India’s government blocked videos and tweets sharing links to the documentary, using emergency powers under its information technology laws.

Government adviser Kanchan Gupta had slammed the documentary as “hostile propaganda and anti-India garbage”.

University student groups later organised viewings of the documentary despite campus bans, defying government efforts to stop its spread.

Police arrested two dozen students at the prestigious Delhi University after stopping a screening there in late January.

Press freedom

Press freedom in the world’s biggest democracy has suffered during Modi’s tenure, rights activists say.

India has fallen 10 spots to 150 out of 180 countries in the World Press Freedom Index, compiled by Reporters Without Borders, since he took office in 2014.

Critical reporters, particularly women, say they are subjected to relentless campaigns of online abuse.

Media outlets, international rights groups and foreign charities have also found themselves subjected to scrutiny by India’s tax authorities and financial crimes investigators.

Late Catholic nun Mother Teresa’s charity last year found itself temporarily starved of funds after the home ministry refused to renew its licence to receive foreign donations.

Amnesty International announced it was halting operations in India after the government froze its bank accounts in 2020, following raids on its offices.

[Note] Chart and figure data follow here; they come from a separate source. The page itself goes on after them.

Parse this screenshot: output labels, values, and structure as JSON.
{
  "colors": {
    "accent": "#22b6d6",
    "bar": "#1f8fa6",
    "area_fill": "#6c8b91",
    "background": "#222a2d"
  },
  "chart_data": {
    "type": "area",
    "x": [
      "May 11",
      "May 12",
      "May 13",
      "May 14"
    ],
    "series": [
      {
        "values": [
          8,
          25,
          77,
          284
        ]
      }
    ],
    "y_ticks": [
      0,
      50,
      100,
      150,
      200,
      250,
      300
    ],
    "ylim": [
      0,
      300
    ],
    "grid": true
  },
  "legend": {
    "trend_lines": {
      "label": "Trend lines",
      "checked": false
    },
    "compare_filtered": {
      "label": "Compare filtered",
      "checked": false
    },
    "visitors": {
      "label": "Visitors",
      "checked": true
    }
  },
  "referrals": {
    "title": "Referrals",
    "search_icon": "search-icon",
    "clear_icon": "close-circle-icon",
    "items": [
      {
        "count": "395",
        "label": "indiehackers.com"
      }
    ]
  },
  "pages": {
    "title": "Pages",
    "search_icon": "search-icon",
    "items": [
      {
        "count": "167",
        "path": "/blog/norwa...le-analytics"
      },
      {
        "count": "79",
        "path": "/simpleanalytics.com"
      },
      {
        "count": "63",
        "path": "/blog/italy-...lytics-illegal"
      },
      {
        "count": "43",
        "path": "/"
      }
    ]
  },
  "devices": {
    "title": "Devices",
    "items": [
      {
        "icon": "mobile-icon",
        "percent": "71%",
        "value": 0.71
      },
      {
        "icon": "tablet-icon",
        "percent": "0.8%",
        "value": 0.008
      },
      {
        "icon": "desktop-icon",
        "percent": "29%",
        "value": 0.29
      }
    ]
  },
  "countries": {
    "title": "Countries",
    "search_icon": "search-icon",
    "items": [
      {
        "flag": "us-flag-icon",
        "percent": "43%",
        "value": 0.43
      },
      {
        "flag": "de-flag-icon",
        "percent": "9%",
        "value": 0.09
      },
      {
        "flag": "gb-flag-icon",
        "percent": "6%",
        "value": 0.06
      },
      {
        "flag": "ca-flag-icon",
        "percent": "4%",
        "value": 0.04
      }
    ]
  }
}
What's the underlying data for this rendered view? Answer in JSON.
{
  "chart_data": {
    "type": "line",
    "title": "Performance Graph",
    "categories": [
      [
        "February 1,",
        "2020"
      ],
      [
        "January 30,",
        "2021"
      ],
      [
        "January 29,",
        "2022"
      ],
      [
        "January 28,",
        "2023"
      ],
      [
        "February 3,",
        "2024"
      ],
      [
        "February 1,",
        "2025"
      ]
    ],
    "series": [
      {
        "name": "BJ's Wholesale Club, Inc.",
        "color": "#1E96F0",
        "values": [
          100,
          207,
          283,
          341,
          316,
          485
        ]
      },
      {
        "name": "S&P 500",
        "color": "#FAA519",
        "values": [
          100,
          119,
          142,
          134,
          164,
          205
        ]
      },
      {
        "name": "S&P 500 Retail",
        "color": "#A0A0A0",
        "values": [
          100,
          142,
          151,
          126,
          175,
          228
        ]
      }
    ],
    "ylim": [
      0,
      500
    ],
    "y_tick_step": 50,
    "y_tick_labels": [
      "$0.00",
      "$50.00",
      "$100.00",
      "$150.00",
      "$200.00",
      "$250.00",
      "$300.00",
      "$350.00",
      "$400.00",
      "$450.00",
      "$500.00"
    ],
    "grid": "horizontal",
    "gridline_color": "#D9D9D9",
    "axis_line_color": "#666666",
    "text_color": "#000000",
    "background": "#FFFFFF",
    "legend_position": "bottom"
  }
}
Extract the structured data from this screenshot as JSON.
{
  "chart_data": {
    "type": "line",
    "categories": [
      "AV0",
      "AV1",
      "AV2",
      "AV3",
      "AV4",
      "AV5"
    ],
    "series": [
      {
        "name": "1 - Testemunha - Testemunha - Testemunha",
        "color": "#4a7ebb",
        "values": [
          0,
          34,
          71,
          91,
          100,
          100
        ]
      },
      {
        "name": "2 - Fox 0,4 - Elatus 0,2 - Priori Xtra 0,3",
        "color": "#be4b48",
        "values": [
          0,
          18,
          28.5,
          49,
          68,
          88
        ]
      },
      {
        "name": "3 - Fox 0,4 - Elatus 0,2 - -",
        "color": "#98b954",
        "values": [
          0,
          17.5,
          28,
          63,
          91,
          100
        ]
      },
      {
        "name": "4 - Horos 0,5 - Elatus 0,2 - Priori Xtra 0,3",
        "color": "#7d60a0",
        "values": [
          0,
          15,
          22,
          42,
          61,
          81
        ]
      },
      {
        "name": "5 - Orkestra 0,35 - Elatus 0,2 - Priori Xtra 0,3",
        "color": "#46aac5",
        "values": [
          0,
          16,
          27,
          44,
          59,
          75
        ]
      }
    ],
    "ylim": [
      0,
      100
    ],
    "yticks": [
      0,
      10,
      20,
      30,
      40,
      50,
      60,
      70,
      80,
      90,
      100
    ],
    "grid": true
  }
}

In 2021, Indian tax authorities raided a prominent newspaper and a TV channel that had been critical of the government’s handling of the coronavirus pandemic, triggering accusations of intimidation.

‘Campaign of violence’

The 2002 riots in Gujarat began after 59 Hindu pilgrims were killed in a fire on a train. Thirty-one Muslims were convicted of criminal conspiracy and murder over that incident.

The BBC documentary cited a previously classified British foreign ministry report quoting unnamed sources saying that Modi met senior police officers and “ordered them not to intervene” in the anti-Muslim violence by right-wing Hindu groups that followed.

The violence was “politically motivated” and the aim “was to purge Muslims from Hindu areas”, the foreign ministry report said.

The “systematic campaign of violence has all the hallmarks of ethnic cleansing” and was impossible “without the climate of impunity created by the state government… Narendra Modi is directly responsible”, it concluded.

Modi, who ran Gujarat from 2001 until his election as prime minister in 2014, was briefly subject to a travel ban by the United States over the violence.

A special investigative team appointed by India’s Supreme Court to probe the roles of Modi and others in the violence said in 2012 it did not find any evidence to prosecute the then chief minister.